Изменить размер шрифта - +
Любой домик в Менар-лё-0 напоминал ему о какой-нибудь работенке дней былых. Там он поколдовал с трубой, чтобы тяга стала получше, здесь нарастил этаж, а в той крыше устроил слуховое окошко для вентиляции чердака. Он ведь, что-нибудь подправляя, побывал внутри почти каждого дома и теперь везде чувствовал себя по-свойски.

Прежде чем заглянуть в лавчонку «Кофе — табак», принадлежавшую чете Каниво, он спустился по склону холма к кладбищу. За оградой было безлюдно. Надгробные камни, населявшие этот приют сосредоточенных размышлений, пребывали в давнем знакомстве друг с другом. Среди тех, кто покоится под этими плитами, ни одного чужака — все свои, коренные, некогда привыкшие перебрасываться словцом, не сходя с родного крылечка. Могила Аделины расположена неплохо: как раз рядом с местом упокоения бывшего мэра. Черная гранитная плита, крест, надпись золочеными буквами… слова последнего напутствия ему подсказал старинный приятель Альбер Дютийоль, некогда служивший в муниципальной библиотеке Витроля: «После твоего ухода ничто не имеет значения, кроме драгоценных воспоминаний о тебе». Теперь он перечитал надпись и еще раз убедился, что сам никогда бы не смог яснее выразить, какая пустота образовалась вокруг него после похорон. Альбер Дютийоль слывет здешним интеллектуалом, поднабрался знаний, перо у него легкое… Вот и тогда, ни секунды не промешкав, набросал на листке эту самую фразу, что подытожила все.

Хотя Мартен в церковь не захаживал, он вменил себе в обязанность каждый раз читать «Отче наш» перед привядшими цветами, лежавшими на надгробье. Он дал себе слово завтра же купить в Витроле свежих и украсить ими последнее Аделинино пристанище: те, что росли в их саду, уже для этого не годились. С тех пор как она ушла из жизни и перестала обихаживать петунии, розы и маргаритки, все заполонили сорняки. Только огород сохранял пристойный вид — о нем пеклась Гортензия.

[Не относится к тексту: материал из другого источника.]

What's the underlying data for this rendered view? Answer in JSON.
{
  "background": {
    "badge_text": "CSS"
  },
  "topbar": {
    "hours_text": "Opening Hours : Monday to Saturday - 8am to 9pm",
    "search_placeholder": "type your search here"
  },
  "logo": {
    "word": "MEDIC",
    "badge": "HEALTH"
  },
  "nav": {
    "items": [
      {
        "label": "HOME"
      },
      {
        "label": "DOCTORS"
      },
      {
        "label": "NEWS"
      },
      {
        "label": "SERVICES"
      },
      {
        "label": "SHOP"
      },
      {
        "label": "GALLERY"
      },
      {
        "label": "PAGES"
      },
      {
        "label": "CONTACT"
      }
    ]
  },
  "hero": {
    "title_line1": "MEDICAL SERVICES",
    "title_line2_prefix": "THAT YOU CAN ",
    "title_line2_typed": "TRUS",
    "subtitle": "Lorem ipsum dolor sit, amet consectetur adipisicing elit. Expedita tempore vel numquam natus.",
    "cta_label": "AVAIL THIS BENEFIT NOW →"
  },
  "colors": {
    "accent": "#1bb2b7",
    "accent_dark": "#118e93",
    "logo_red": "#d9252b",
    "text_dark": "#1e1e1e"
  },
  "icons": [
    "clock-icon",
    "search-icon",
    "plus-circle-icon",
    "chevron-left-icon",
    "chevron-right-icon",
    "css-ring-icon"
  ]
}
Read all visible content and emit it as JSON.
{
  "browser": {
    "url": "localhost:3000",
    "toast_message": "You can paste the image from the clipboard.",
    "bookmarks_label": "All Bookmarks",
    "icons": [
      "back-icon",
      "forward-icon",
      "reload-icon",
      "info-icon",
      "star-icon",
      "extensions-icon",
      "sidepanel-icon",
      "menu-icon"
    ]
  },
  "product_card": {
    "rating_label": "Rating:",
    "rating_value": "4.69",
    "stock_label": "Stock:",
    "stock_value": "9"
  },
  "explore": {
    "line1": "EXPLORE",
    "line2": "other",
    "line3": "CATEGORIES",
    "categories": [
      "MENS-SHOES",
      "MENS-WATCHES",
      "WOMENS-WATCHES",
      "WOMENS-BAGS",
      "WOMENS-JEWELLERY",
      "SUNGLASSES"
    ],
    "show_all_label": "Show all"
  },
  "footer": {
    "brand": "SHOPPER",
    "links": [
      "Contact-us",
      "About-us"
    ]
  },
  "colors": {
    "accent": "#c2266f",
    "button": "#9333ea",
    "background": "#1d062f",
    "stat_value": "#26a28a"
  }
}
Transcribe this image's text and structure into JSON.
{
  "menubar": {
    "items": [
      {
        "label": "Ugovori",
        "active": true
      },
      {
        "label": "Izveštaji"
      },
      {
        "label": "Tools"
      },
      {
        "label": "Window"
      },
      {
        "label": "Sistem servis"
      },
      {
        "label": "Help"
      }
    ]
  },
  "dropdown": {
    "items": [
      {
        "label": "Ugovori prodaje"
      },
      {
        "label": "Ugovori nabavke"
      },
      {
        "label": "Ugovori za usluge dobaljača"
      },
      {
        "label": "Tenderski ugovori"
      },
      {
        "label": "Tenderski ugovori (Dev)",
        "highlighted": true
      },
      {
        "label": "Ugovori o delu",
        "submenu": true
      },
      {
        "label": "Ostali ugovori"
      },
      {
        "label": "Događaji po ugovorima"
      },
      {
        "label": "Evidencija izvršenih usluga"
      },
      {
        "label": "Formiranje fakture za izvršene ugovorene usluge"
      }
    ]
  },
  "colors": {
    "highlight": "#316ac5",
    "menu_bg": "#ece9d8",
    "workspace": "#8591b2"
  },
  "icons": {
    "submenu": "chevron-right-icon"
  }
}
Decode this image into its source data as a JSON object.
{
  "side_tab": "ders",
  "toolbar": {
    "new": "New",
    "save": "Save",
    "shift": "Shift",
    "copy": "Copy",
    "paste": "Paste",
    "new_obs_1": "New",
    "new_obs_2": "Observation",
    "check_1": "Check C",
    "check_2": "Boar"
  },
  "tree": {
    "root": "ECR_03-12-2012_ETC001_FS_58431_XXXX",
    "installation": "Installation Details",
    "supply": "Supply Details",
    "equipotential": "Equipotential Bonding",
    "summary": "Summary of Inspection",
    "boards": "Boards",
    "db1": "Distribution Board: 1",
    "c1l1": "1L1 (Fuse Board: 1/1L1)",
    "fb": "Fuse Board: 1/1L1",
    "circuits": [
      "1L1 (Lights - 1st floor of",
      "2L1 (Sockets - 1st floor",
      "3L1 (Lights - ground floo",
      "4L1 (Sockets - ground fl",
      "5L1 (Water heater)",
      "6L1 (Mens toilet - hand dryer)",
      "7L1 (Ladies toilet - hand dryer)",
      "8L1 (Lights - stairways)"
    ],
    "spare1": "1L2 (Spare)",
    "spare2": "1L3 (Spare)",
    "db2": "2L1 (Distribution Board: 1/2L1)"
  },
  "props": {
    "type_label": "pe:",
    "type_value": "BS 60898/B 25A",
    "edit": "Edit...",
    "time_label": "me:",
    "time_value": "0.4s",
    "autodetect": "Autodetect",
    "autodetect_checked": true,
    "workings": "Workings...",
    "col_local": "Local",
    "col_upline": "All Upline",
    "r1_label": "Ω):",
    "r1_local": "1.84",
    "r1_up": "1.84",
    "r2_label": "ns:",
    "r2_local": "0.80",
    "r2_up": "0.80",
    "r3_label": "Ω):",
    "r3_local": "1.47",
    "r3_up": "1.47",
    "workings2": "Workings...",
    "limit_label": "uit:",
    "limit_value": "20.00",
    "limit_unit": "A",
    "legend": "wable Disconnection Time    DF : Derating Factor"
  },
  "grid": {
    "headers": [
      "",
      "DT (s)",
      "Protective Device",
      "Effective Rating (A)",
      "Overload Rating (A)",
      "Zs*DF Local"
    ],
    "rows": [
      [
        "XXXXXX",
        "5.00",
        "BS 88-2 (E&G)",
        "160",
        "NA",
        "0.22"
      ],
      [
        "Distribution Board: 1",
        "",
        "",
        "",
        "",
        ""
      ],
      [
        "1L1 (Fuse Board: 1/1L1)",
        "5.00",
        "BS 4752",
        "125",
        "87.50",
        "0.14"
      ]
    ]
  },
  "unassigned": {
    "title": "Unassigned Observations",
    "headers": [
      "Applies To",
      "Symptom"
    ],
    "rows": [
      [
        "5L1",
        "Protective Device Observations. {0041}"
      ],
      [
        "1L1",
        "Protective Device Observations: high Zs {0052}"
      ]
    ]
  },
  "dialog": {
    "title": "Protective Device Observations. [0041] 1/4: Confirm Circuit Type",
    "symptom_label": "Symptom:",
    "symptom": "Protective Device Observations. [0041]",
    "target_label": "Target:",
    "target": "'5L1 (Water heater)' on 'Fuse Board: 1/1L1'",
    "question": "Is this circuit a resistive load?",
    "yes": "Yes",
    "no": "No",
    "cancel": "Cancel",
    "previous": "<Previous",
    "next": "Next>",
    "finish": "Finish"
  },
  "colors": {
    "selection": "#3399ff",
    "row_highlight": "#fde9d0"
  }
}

Постояв минут пять над упокоенной в земле супругой, Мартен рассудил, что этого довольно, и, мелко перекрестясь, по-военному развернулся кругом. Краткое свидание с покойницей освежило старую рану, та откликнулась глухой, но сладкой болью. Страдание укачивало, словно грустная музыка из радиоприемника. Обычное воскресенье, такое же, как все прочие. Он в ладу со своей совестью. Теперь можно зайти в сельское бистро. Потолкаться среди людей, а уж потом коротать вечер наедине с Гортензией.

Конечно, можно бы позволить себе и вояжик в столицу: Париж всего в девяноста километрах от Менар-лё-О, а его малолитражка, старая «рено», пока что неплохо слушается руля. Но всякий раз, как Мартен отваживался съездить туда, он возвращался оглушенный и взбаламученный. Шум, всеобщая торопливость, дурные запахи, бензиновый перегар — как вообще можно жить в этаком людском муравейнике? А вот его единственный сын Люсьен ко всему этому привык. Изредка по выходным наведываясь в Менар-лё-О, он без сожалений возвращался в свою столичную душегубку. Это был любезный и раскованный малый, который сначала подвизался в каком-то агентстве по делам недвижимости, а затем потерял работу и заматерел в безделье, будучи, как он выражался, «по причинам экономическим выведен за штат». Но Мартен подозревал, что парня выперли за полную неспособность к чему-либо путному. Теперь же Люсьен пытался пристроиться куда-нибудь еще, и было понятно, что он рано или поздно в том преуспеет — малый бойкий и умеет себя подать. Хотя Мартен любил сына, он совершенно не страдал от постоянной разлуки с ним. Зато увидевшись с Люсьеном, тотчас начинал испытывать какую-то необъяснимую тягость, как если бы в дом втерся незнакомец и обманом присвоил его фамилию. В пору, когда дела фирмы шли без срывов, он предполагал забрать отпрыска к себе и обучить тонкостям кирпичной кладки. Более того, он уже мечтал поменять статус предприятия, переоформив его название в «Кретуа, отец и сын». Но Люсьен отнюдь не питал склонности к работе, пачкающей руки.